Pasamos ante un establecimiento de compraventa de yates y un autoservicio de pescado. El muelle se extendía a nuestra izquierda, con una gigantesca grúa móvil en el centro. Acababan de sacar una barca del agua y tuvimos que esperar con impaciencia mientras la grúa de patas largas se deslizaba por el paseo y la corta avenida de nuestra derecha.
– ¿De qué modo? Aún no acabo de entender cómo lo hizo.
– Tampoco yo lo tengo muy claro. Tenía algo que ver con el nombre del barco. -El rompeolas estaba casi vacío de personas y embarcaciones, que seguramente habían preferido refugiarse en vista de la inestabilidad climatológica-. No de manera directa -añadió-. Por lo que me contó, al capitán Stanley Lord le acusaron de algo que no hizo.
– No hizo caso del SOS del Titanic, según tengo entendido -dije.
– No veo la relación.
– Wendell tuvo un tropiezo con la ley hace mucho…
– Ah, sí. Lo recuerdo. No sé quién me lo contó. Había terminado la carrera de derecho. Lo acusaron de homicidio, ¿verdad?
Asintió.
– Pero ignoro los detalles.
– ¿Le dijo que era inocente?
– Era inocente -dijo-. Cargó con la culpa de otro. Por eso pudo sacar a Brian de la cárcel. Recurrió a su protegido.

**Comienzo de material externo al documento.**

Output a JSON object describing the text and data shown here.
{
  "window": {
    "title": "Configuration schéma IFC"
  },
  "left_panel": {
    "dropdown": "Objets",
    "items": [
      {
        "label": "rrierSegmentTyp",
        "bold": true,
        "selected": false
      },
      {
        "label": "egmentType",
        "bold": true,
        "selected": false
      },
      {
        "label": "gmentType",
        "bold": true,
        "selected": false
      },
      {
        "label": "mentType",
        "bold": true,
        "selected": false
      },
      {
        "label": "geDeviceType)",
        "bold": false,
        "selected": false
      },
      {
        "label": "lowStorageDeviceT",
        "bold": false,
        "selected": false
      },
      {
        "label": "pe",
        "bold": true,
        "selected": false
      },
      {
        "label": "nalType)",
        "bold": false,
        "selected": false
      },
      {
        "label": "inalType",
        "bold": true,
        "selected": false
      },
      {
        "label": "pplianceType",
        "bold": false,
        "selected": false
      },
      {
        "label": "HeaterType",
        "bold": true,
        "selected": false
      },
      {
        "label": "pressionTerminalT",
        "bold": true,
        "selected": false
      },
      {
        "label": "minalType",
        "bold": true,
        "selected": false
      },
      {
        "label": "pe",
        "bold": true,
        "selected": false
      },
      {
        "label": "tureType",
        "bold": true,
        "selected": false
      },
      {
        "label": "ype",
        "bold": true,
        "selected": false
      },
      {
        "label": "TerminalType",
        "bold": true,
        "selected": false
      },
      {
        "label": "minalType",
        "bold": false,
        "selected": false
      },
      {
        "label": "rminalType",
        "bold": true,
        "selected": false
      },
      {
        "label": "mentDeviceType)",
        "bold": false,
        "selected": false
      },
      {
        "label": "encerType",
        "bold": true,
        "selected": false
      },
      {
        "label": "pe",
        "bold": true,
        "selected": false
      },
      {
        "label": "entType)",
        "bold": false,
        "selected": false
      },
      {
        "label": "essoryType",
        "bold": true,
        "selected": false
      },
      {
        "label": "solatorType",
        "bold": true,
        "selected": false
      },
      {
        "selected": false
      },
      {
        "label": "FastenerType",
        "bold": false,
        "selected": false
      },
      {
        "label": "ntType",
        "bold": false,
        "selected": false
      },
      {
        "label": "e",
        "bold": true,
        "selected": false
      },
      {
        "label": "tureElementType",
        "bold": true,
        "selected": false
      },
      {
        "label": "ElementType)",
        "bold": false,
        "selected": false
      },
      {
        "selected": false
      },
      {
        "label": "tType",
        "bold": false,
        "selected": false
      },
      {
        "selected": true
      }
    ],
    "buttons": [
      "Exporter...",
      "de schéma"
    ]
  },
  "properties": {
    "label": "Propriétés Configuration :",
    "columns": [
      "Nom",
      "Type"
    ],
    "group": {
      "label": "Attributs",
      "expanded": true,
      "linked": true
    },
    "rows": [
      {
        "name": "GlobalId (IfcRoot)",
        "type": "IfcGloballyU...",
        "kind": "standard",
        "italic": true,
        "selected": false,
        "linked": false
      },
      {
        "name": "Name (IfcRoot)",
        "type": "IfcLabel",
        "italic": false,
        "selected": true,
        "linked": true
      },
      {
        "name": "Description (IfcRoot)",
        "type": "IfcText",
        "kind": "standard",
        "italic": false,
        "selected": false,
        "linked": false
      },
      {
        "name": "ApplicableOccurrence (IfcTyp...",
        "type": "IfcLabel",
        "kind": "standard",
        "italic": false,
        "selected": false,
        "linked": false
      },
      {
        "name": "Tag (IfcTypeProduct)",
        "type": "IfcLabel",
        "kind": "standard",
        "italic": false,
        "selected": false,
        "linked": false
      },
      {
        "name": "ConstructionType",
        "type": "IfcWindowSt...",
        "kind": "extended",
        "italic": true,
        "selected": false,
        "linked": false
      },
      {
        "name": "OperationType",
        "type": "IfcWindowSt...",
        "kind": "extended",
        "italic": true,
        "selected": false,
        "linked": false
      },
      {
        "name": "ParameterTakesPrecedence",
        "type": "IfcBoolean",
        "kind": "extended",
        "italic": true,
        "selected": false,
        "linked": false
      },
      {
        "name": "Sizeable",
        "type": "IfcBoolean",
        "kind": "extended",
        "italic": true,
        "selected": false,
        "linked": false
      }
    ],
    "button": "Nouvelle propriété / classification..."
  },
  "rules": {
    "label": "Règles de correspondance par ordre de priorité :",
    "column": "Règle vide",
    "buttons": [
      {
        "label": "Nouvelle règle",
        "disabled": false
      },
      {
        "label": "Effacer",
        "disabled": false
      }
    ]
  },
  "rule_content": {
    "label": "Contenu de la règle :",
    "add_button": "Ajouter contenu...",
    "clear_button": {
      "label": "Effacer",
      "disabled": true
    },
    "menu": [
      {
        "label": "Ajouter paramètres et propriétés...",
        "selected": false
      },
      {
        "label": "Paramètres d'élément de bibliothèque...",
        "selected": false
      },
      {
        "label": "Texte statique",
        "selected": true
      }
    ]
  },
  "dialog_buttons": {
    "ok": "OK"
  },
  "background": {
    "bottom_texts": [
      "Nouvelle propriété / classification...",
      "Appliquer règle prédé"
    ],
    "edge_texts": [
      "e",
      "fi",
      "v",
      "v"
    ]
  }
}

La miré con fijeza sin reducir la velocidad.
– ¿Sabe algo de un sujeto que se llama Harris Brown?
Negó con la cabeza.
– ¿Quién es?
– Un antiguo policía. Al principio le encargaron que investigara la desaparición de Wendell, pero luego lo apartaron del caso. Resulta que había invertido un montón de dinero en la empresa de Wendell y la jugarreta de éste lo dejó sin un centavo. Se me ocurre que para ayudar a Brian pudo haber utilizado los servicios de algún antiguo conocido. Pero no sé por qué haría una cosa así.

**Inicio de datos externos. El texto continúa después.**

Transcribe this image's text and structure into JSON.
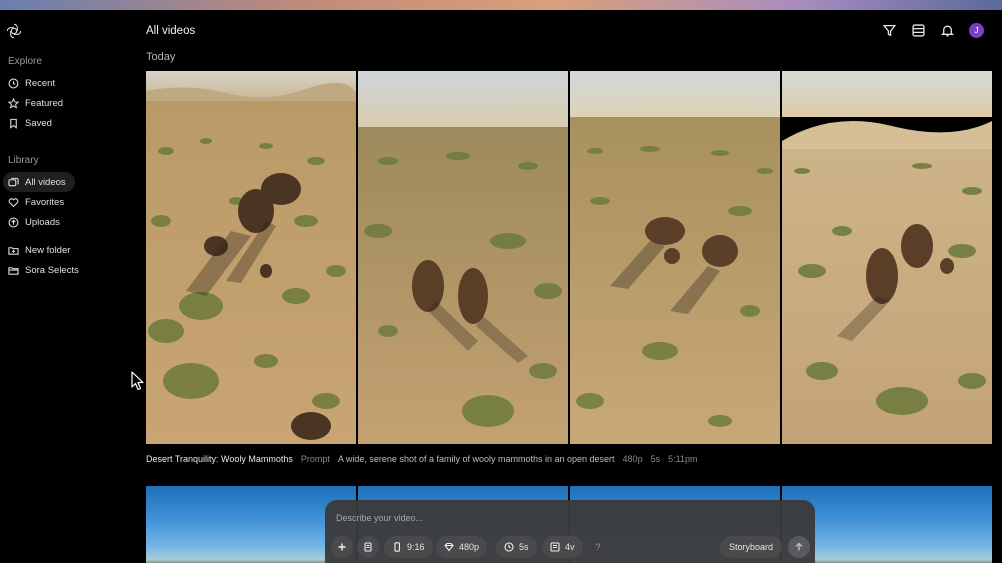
{
  "sidebar": {
    "explore_label": "Explore",
    "explore_items": [
      {
        "label": "Recent",
        "icon": "clock-icon"
      },
      {
        "label": "Featured",
        "icon": "star-icon"
      },
      {
        "label": "Saved",
        "icon": "bookmark-icon"
      }
    ],
    "library_label": "Library",
    "library_items": [
      {
        "label": "All videos",
        "icon": "videos-icon",
        "active": true
      },
      {
        "label": "Favorites",
        "icon": "heart-icon"
      },
      {
        "label": "Uploads",
        "icon": "upload-icon"
      }
    ],
    "folder_items": [
      {
        "label": "New folder",
        "icon": "new-folder-icon"
      },
      {
        "label": "Sora Selects",
        "icon": "folder-icon"
      }
    ]
  },
  "header": {
    "title": "All videos",
    "avatar_initial": "J",
    "icons": [
      "filter-icon",
      "grid-view-icon",
      "bell-icon"
    ]
  },
  "feed": {
    "group_label": "Today",
    "item": {
      "title": "Desert Tranquility: Wooly Mammoths",
      "prompt_label": "Prompt",
      "prompt": "A wide, serene shot of a family of wooly mammoths in an open desert",
      "resolution": "480p",
      "duration": "5s",
      "time": "5:11pm"
    }
  },
  "composer": {
    "placeholder": "Describe your video...",
    "aspect": "9:16",
    "resolution": "480p",
    "duration": "5s",
    "variations": "4v",
    "help": "?",
    "storyboard_label": "Storyboard"
  },
  "colors": {
    "accent_avatar": "#7b3fc4",
    "sand": "#c9a574",
    "sky": "#cfd8dc"
  }
}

La rampa que conducía a la dársena 1 quedaba todavía a unos cincuenta metros a la izquierda y la puerta, como de costumbre, estaba cerrada. Las gaviotas picoteaban con insistencia una red de pesca. Nos quedamos allí unos momentos con la esperanza de que apareciese alguien con tarjeta de acceso para colarnos detrás de él. Finalmente, me así al poste de la valla y salté por la parte exterior. Abrí la puerta para que pasara Renata y bajamos en dirección a los amarraderos. Nuestra conversación había acabado por extinguirse. Giré a la derecha, hacia la sexta fila de amarraderos, que estaba señalada con una J, y conté visualmente hasta el amarradero donde tenía que estar el Lord.
Pero incluso de lejos me di cuenta de que el amarradero estaba vacío y de que el barco había desaparecido.